The filename of the patch is:
     rcu-tasks-pull-sampling-of-percpu_dequeue_lim-out-of.patch
and it can be found in the queue-6.6 subdirectory.

If you, or anyone else, feels it should not be added to the stable tree,
please let <stable@xxxxxxxxxxxxxxx> know about it.

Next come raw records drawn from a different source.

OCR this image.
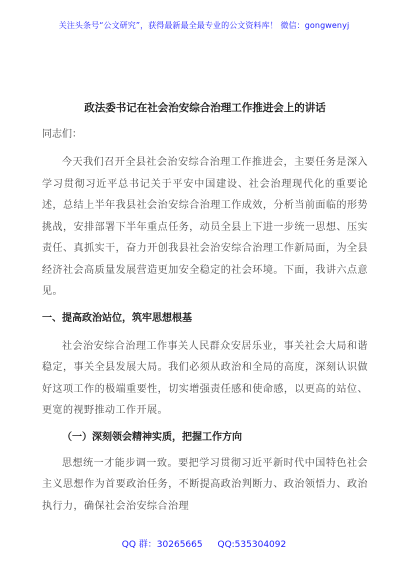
关注头条号“公文研究”，获得最新最全最专业的公文资料库！ 微信：gongwenyj
政法委书记在社会治安综合治理工作推进会上的讲话
同志们：

今天我们召开全县社会治安综合治理工作推进会，主要任务是深入学习贯彻习近平总书记关于平安中国建设、社会治理现代化的重要论述，总结上半年我县社会治安综合治理工作成效，分析当前面临的形势挑战，安排部署下半年重点任务，动员全县上下进一步统一思想、压实责任、真抓实干，奋力开创我县社会治安综合治理工作新局面，为全县经济社会高质量发展营造更加安全稳定的社会环境。下面，我讲六点意见。

一、提高政治站位，筑牢思想根基

社会治安综合治理工作事关人民群众安居乐业，事关社会大局和谐稳定，事关全县发展大局。我们必须从政治和全局的高度，深刻认识做好这项工作的极端重要性，切实增强责任感和使命感，以更高的站位、更宽的视野推动工作开展。

（一）深刻领会精神实质，把握工作方向

思想统一才能步调一致。要把学习贯彻习近平新时代中国特色社会主义思想作为首要政治任务，不断提高政治判断力、政治领悟力、政治执行力，确保社会治安综合治理

QQ 群：30265665 QQ:535304092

commit d038a4e204e4af724fb9b20060d1b893a91c7f75
Author: Paul E. McKenney <paulmck@xxxxxxxxxx>
Date:   Wed Aug 2 13:42:00 2023 -0700

    rcu-tasks: Pull sampling of ->percpu_dequeue_lim out of loop
    
    [ Upstream commit e62d8ae4620865411d1b2347980aa28ccf891a3d ]
    
    The rcu_tasks_need_gpcb() samples ->percpu_dequeue_lim as part of the
    condition clause of a "for" loop, which is a bit confusing.  This commit
    therefore hoists this sampling out of the loop, using the result loaded
    in the condition clause.
    
    So why does this work in the face of a concurrent switch from single-CPU
    queueing to per-CPU queueing?
    
    o       The call_rcu_tasks_generic() that makes the change has already
            enqueued its callback, which means that all of the other CPU's
            callback queues are empty.
    
    o       For the call_rcu_tasks_generic() that first notices
            the switch to per-CPU queues, the smp_store_release()
            used to update ->percpu_enqueue_lim pairs with the
            raw_spin_trylock_rcu_node()'s full barrier that is
            between the READ_ONCE(rtp->percpu_enqueue_shift) and the
            rcu_segcblist_enqueue() that enqueues the callback.
    
    o       Because this CPU's queue is empty (unless it happens to
            be the original single queue, in which case there is no
            need for synchronization), this call_rcu_tasks_generic()
            will do an irq_work_queue() to schedule a handler for the
            needed rcuwait_wake_up() call.  This call will be ordered
            after the first call_rcu_tasks_generic() function's change to
            ->percpu_dequeue_lim.
    
    o       This rcuwait_wake_up() will either happen before or after the
            set_current_state() in rcuwait_wait_event().  If it happens
            before, the "condition" argument's call to rcu_tasks_need_gpcb()
            will be ordered after the original change, and all callbacks on
            all CPUs will be visible.  Otherwise, if it happens after, then
            the grace-period kthread's state will be set back to running,
            which will result in a later call to rcuwait_wait_event() and
            thus to rcu_tasks_need_gpcb(), which will again see the change.
    
    So it all works out.
    
    Suggested-by: Linus Torvalds <torvalds@xxxxxxxxxxxxxxxxxxxx>
    Signed-off-by: Paul E. McKenney <paulmck@xxxxxxxxxx>
    Signed-off-by: Frederic Weisbecker <frederic@xxxxxxxxxx>
    Stable-dep-of: fd70e9f1d85f ("rcu-tasks: Fix access non-existent percpu rtpcp variable in rcu_tasks_need_gpcb()")
    Signed-off-by: Sasha Levin <sashal@xxxxxxxxxx>

diff --git a/kernel/rcu/tasks.h b/kernel/rcu/tasks.h
index df81506cf2bde..90425d0ec09cf 100644
--- a/kernel/rcu/tasks.h
+++ b/kernel/rcu/tasks.h
@@ -432,6 +432,7 @@ static void rcu_barrier_tasks_generic(struct rcu_tasks *rtp)
 static int rcu_tasks_need_gpcb(struct rcu_tasks *rtp)
 {
 	int cpu;
+	int dequeue_limit;
 	unsigned long flags;
 	bool gpdone = poll_state_synchronize_rcu(rtp->percpu_dequeue_gpseq);
 	long n;
@@ -439,7 +440,8 @@ static int rcu_tasks_need_gpcb(struct rcu_tasks *rtp)
 	long ncbsnz = 0;
 	int needgpcb = 0;
 
-	for (cpu = 0; cpu < smp_load_acquire(&rtp->percpu_dequeue_lim); cpu++) {
+	dequeue_limit = smp_load_acquire(&rtp->percpu_dequeue_lim);
+	for (cpu = 0; cpu < dequeue_limit; cpu++) {
 		struct rcu_tasks_percpu *rtpcp = per_cpu_ptr(rtp->rtpcpu, cpu);
 
 		/* Advance and accelerate any new callbacks. */